4. Know the symptoms of anaphylaxis. Hives, breathing issues, coughing, vomiting, and elevated blood pressure, among others, are all signs of an allergic reaction. It can happen in seconds and quickly become life threatening, so if you have an allergy, it is important to track those symptoms before they become life threatening.
5. Always carry allergy medication or an EPI pen if you have one. Thankfully, my allergies have never caused a severe enough allergic reaction to merit a trip to the hospital, but that means I've also never been prescribed an EPI pen. Since I usually have at least an hour before my symptoms become really bad, I carry allergy pills with me wherever I go. I usually take Zyrtec in the morning (the Kroger brand, which is $4.50 for 12 days), and my doctor recommended taking Claratin in case of emergency. Benadryl is more common, but it puts me to sleep and since most of my reactions happen at work, I still need to be able to drive myself home.
6. Invest in a medic alert bracelet. These can be a little expensive (usually $15-25, but sometimes more, available at most pharmacies), but they're worth it. Allergic reactions tend to get more severe with age and exposure, so if there is ANY chance that it could become life threatening, you need to get one of these, especially if one of your allergies includes any medications, or if you have a chronic disease such as diabetes. They also are available as pendants. Many of them can be engraved, or come with labels that you you can put on them with your allergies and other medical conditions. Mine also opens up to include a list of allergies, conditions, and emergency contacts. These tend to be horrifically ugly and masculine, but they're also really important. This is what I did to mine so that I would be willing to wear it:
7. Always keep your receipts. If an item happens to sneak by you, or a new allergy develops, hang on to your receipt. If only a small portion (1-3 uses worth) of product is missing from the container, most stores will still take it back if you explain that you had a reaction to it.

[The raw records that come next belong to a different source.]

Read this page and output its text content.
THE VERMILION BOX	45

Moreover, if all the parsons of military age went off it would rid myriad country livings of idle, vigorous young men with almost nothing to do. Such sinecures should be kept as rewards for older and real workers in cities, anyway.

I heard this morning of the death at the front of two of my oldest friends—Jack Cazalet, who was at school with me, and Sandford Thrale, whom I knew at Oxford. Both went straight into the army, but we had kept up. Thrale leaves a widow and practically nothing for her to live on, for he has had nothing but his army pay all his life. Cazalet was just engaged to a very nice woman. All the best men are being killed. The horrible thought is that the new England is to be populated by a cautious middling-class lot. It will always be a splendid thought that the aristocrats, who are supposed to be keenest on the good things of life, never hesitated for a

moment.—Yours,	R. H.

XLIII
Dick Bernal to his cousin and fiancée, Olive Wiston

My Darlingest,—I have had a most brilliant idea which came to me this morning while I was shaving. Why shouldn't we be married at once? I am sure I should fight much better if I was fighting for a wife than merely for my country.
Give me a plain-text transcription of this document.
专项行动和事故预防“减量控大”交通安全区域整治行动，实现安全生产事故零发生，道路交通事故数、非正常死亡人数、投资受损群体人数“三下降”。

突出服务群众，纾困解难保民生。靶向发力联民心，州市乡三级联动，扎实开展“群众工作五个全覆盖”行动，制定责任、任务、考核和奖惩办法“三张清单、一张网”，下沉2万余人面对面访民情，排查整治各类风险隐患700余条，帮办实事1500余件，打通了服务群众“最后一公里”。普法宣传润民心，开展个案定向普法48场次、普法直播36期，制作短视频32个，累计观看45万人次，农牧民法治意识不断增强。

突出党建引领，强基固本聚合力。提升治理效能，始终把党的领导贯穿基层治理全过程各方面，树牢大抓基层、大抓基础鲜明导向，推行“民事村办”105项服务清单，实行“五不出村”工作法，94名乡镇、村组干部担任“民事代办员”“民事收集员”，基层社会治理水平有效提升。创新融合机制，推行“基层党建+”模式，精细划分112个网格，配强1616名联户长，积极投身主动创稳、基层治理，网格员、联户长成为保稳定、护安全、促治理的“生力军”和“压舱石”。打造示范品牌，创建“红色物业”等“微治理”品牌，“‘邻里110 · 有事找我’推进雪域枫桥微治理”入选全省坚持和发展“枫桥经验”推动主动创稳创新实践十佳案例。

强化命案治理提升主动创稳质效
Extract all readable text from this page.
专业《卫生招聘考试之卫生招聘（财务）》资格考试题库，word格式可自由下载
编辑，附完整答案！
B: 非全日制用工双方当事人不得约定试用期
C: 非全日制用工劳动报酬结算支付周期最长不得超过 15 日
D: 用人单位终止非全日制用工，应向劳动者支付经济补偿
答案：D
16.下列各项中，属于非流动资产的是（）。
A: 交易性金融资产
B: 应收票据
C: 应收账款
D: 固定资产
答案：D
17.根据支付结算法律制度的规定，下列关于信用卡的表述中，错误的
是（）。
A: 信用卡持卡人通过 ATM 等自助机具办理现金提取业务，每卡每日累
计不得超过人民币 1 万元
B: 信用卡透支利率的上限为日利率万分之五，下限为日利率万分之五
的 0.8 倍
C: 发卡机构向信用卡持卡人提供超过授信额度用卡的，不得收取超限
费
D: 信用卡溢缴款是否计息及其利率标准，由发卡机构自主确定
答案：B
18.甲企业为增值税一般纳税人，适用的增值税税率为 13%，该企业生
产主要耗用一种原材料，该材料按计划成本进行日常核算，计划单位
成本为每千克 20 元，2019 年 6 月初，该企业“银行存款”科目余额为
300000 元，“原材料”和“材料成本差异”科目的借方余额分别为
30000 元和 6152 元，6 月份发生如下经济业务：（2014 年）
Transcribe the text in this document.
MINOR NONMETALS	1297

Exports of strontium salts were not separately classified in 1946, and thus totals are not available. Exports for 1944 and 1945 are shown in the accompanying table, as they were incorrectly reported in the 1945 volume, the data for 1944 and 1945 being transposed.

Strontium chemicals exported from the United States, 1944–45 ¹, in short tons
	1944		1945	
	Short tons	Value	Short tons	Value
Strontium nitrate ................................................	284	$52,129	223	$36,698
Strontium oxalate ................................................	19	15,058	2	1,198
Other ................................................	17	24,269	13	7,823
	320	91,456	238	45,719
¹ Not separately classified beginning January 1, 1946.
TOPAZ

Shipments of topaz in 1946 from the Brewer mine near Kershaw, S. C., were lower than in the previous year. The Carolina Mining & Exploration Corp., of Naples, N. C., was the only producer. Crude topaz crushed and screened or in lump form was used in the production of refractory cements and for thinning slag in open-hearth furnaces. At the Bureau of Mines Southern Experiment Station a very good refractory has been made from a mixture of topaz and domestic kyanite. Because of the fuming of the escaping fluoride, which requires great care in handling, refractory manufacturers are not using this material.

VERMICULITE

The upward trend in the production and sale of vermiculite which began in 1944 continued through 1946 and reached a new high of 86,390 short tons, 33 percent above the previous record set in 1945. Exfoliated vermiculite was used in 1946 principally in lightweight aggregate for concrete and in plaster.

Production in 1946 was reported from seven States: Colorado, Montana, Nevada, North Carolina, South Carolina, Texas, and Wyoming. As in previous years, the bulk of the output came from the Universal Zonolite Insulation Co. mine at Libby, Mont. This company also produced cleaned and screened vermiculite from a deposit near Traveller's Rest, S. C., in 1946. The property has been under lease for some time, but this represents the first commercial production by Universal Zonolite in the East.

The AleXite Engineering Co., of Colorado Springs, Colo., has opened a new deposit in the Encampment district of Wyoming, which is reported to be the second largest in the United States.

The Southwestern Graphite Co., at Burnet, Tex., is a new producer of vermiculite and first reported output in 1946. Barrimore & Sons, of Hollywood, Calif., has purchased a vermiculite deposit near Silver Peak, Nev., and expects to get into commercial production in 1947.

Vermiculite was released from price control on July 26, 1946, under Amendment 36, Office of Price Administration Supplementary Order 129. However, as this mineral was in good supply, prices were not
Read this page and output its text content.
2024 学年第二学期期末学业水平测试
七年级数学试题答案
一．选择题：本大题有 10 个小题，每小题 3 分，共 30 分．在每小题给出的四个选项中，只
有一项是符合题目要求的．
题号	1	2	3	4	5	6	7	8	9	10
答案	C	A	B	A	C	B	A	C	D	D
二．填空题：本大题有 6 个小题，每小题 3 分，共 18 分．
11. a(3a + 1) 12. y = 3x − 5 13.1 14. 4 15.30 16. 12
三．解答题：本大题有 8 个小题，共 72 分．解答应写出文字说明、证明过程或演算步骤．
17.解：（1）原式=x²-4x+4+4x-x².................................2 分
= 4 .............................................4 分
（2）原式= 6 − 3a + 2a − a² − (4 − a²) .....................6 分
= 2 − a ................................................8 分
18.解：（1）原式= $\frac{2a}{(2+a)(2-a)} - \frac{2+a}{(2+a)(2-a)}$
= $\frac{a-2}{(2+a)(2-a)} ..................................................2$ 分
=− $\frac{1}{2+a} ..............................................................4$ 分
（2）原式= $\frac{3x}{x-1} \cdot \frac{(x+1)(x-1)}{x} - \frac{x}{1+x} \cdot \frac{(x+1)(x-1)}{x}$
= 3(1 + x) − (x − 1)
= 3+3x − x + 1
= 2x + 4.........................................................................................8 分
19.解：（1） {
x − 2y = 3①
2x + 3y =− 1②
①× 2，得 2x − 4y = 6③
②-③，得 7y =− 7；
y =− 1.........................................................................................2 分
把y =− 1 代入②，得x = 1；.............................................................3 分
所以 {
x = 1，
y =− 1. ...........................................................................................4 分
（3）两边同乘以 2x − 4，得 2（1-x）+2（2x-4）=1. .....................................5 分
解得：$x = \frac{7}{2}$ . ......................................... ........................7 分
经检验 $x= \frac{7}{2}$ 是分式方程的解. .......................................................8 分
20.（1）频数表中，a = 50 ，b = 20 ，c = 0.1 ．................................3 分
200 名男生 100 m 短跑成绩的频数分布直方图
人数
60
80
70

8. Remove yourself from exposure. If, like me, you work in an area surrounded by things that can kill you, do your best to remove yourself from the situation. Trade duties with a coworker so that you don't have to handle the items directly, ask to be transferred to a difference department, or, as I've been forced to do, seek alternative employment.
Tomorrow I will be back to work and it will be business as usual, but since I've had an average of one reaction every six weeks since January, I think it's time to change jobs. If you know of anyone who could use a professional knitter, let me know. In the mean time, I'll be over here in my gloves and mask, trying to breathe.